しかし一八にはそれでは少し物足りなかったようで、重なる唇の隙間からこぼれる声を呑み込むように口づけを深くした一八は
「んぅ…っ!ふ、ぅ…、ん…っ!」
加えて可那子を下から突き上げるように腰を動かした。
「あぁっ、ん…っあ、は…っあぁ…っ!」
たまらず体を起こした可那子は、背を反らし声を上げた。
体の中心に一気に熱がたまっていく。
「や、一八さ…っ、あ、やぁ…――っ!!」
一八を強く締めつけながら可那子は達し、それを見ていた一八はぐったりともたれかかる可那子の体を抱きしめたまま体を起こした。
つながったまま体位を変え可那子を組み敷いた一八が間髪入れず抽挿を始めると、
「あぁ…っ!や、ん…っ、あぁ、…っ!」
奥を突かれる強い刺激にしかし逃げ出すこともできない可那子は、腕を掴む手の熱さといつもより余裕のない一八の表情にぞくりとする。
一八の漏らす低い吐息といやらしい水音が可那子の鼓膜を犯し、さらに熱くなった体が強く一八を締めつけた。
「…っあ、ぁ…一八、さ…一八さん…、っあぁ…っ!」
「、…っ」
可那子が切なげにその名前を呼びながら達するのと同時に、一八はきつく収縮を繰り返す可那子の中に白濁を吐き出した。

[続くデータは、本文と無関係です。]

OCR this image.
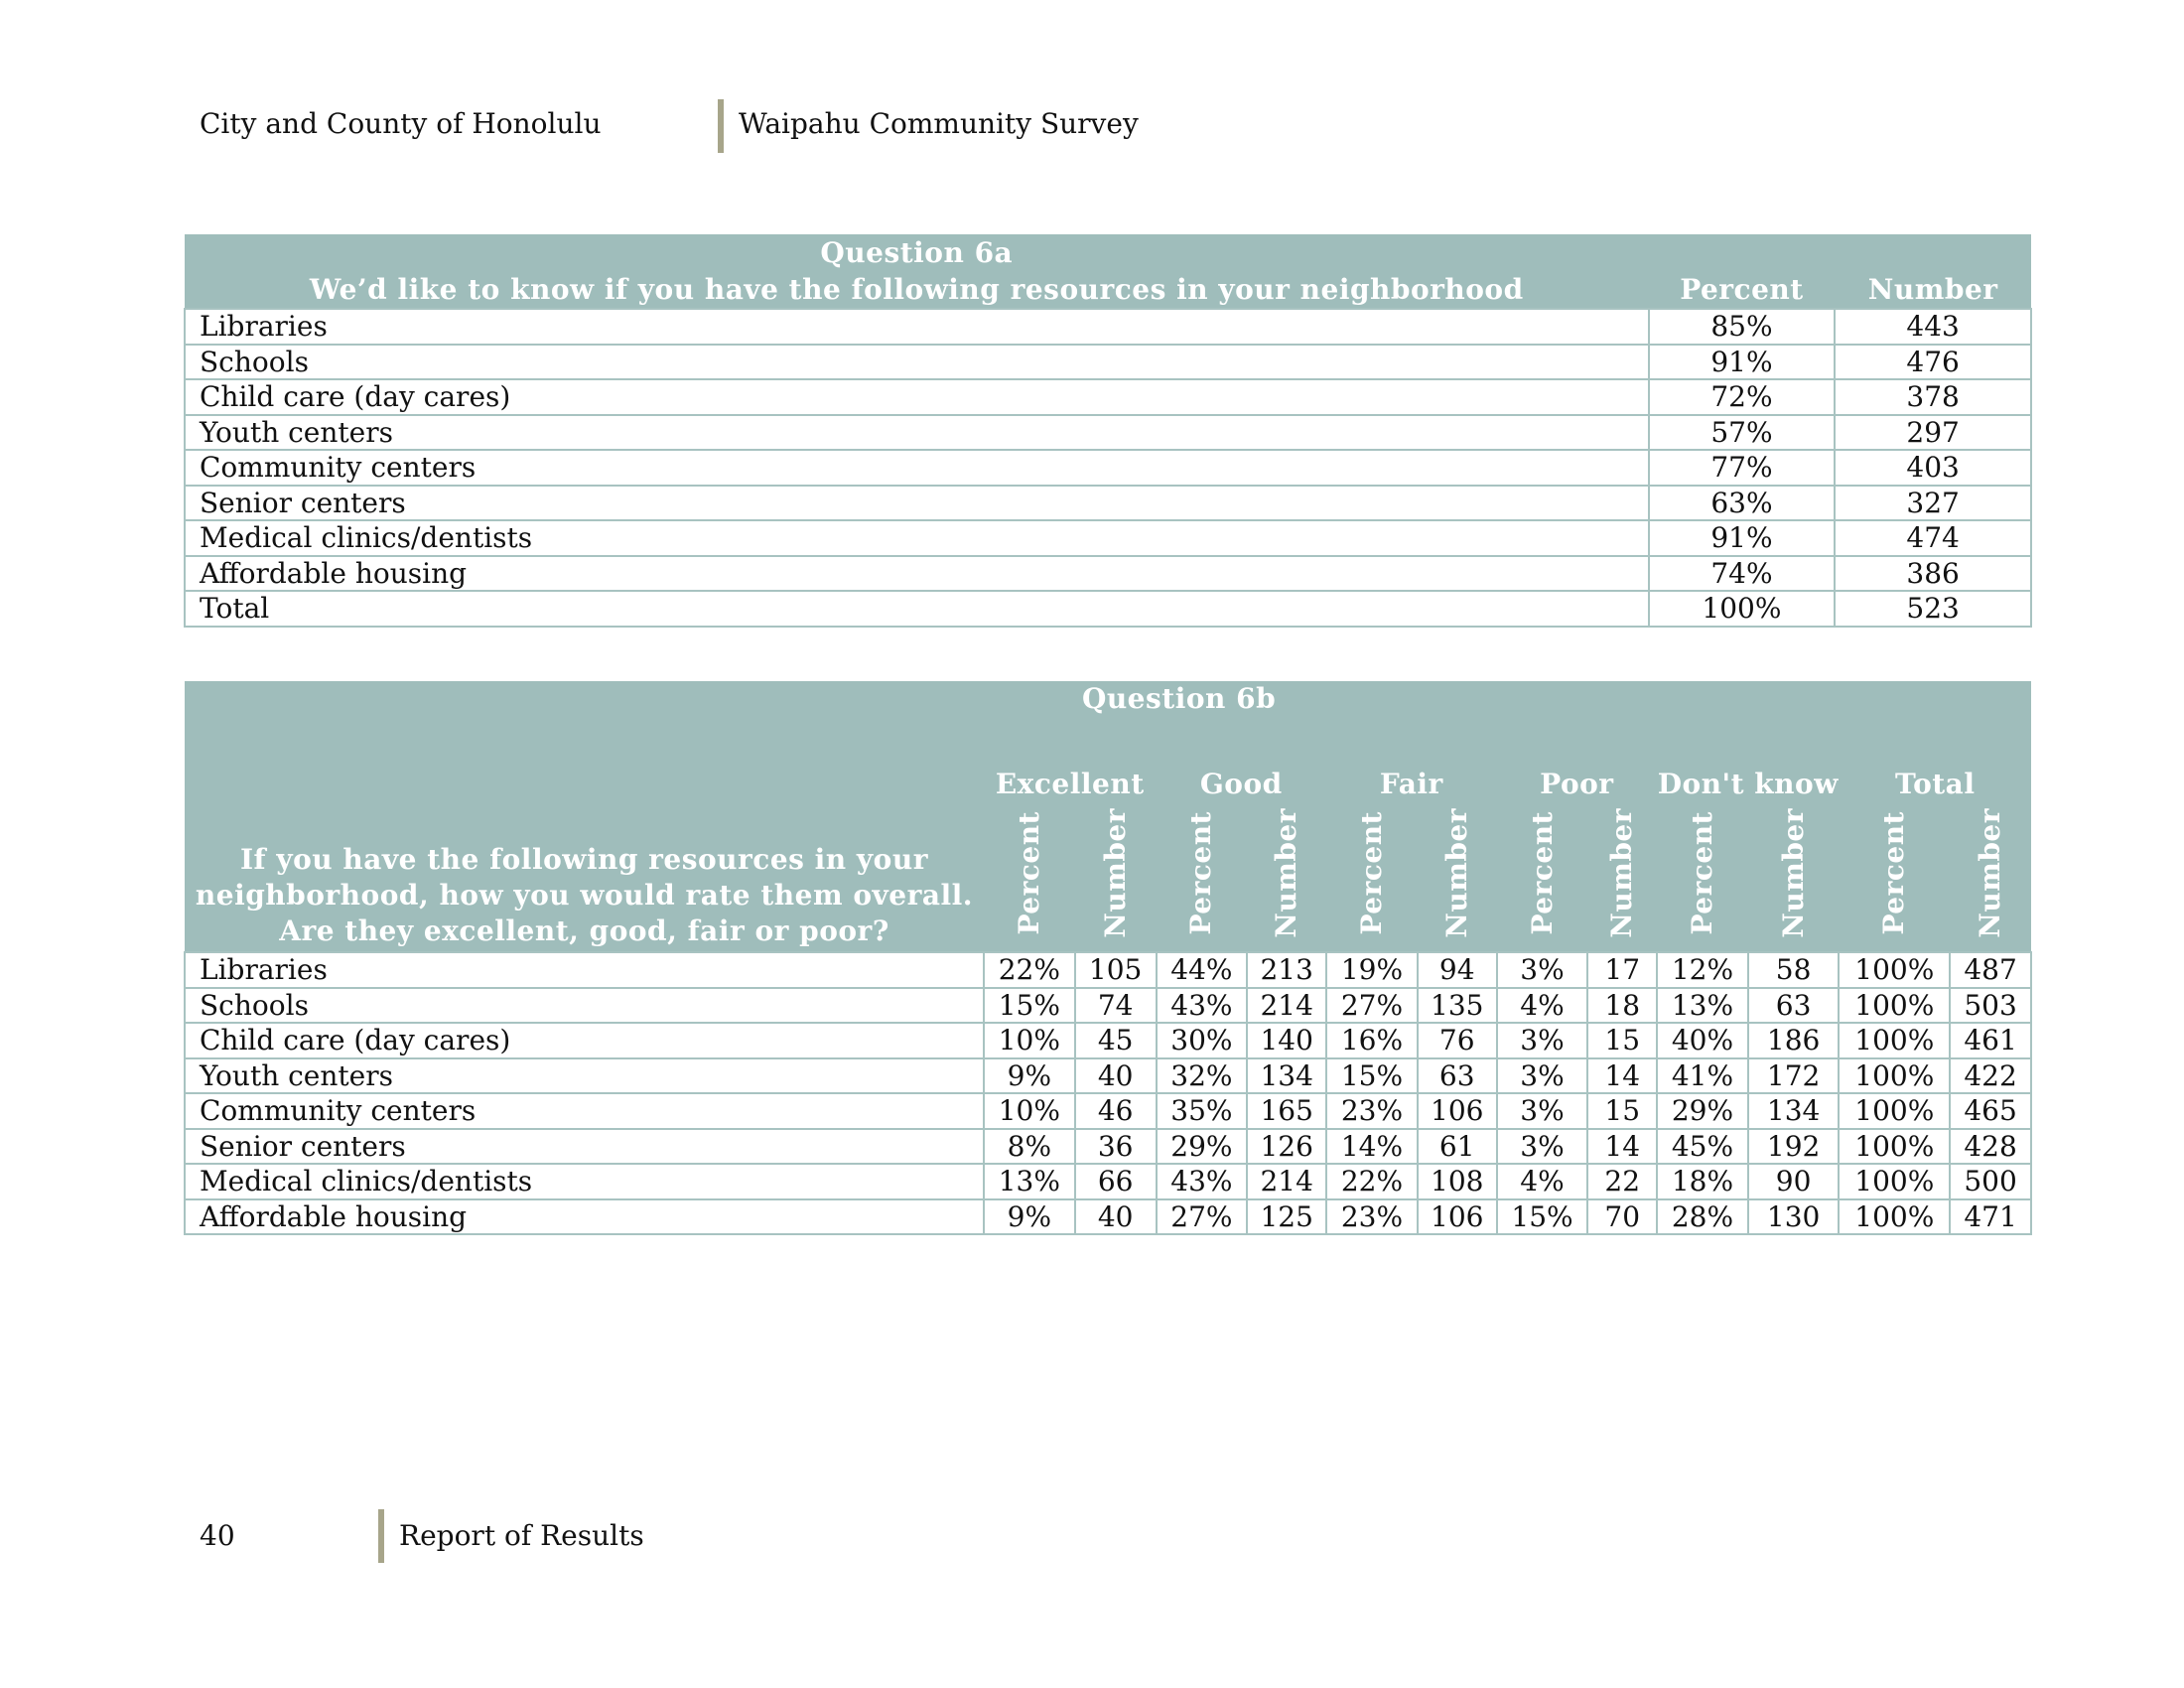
City and County of Honolulu	Waipahu Community Survey
Question 6a		
We’d like to know if you have the following resources in your neighborhood	Percent	Number
Libraries	85%	443
Schools	91%	476
Child care (day cares)	72%	378
Youth centers	57%	297
Community centers	77%	403
Senior centers	63%	327
Medical clinics/dentists	91%	474
Affordable housing	74%	386
Total	100%	523
	Question 6b											
If you have the following resources in your neighborhood, how you would rate them overall. Are they excellent, good, fair or poor?	Excellent		Good		Fair		Poor		Don't know		Total	
	Percent	Number	Percent	Number	Percent	Number	Percent	Number	Percent	Number	Percent	Number
Libraries	22%	105	44%	213	19%	94	3%	17	12%	58	100%	487
Schools	15%	74	43%	214	27%	135	4%	18	13%	63	100%	503
Child care (day cares)	10%	45	30%	140	16%	76	3%	15	40%	186	100%	461
Youth centers	9%	40	32%	134	15%	63	3%	14	41%	172	100%	422
Community centers	10%	46	35%	165	23%	106	3%	15	29%	134	100%	465
Senior centers	8%	36	29%	126	14%	61	3%	14	45%	192	100%	428
Medical clinics/dentists	13%	66	43%	214	22%	108	4%	22	18%	90	100%	500
Affordable housing	9%	40	27%	125	23%	106	15%	70	28%	130	100%	471
40	Report of Results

一八自身としては自分も本調子ではなかったし無理をさせたとは思っていなかったが、疲れきった可那子は呼吸を整えているうちに寝息を立て始めていた。
「おい、ここで寝ると…、」
その時、可那子を起こそうとした一八の視界が一瞬くらりと揺れる。
「……」
熱が上がったんだということは、考えなくても分かることだった。
「後悔しても知らんぞ」
呟いた一八は可那子の隣に体を横たえ、その体を抱きしめて静かに目を閉じた。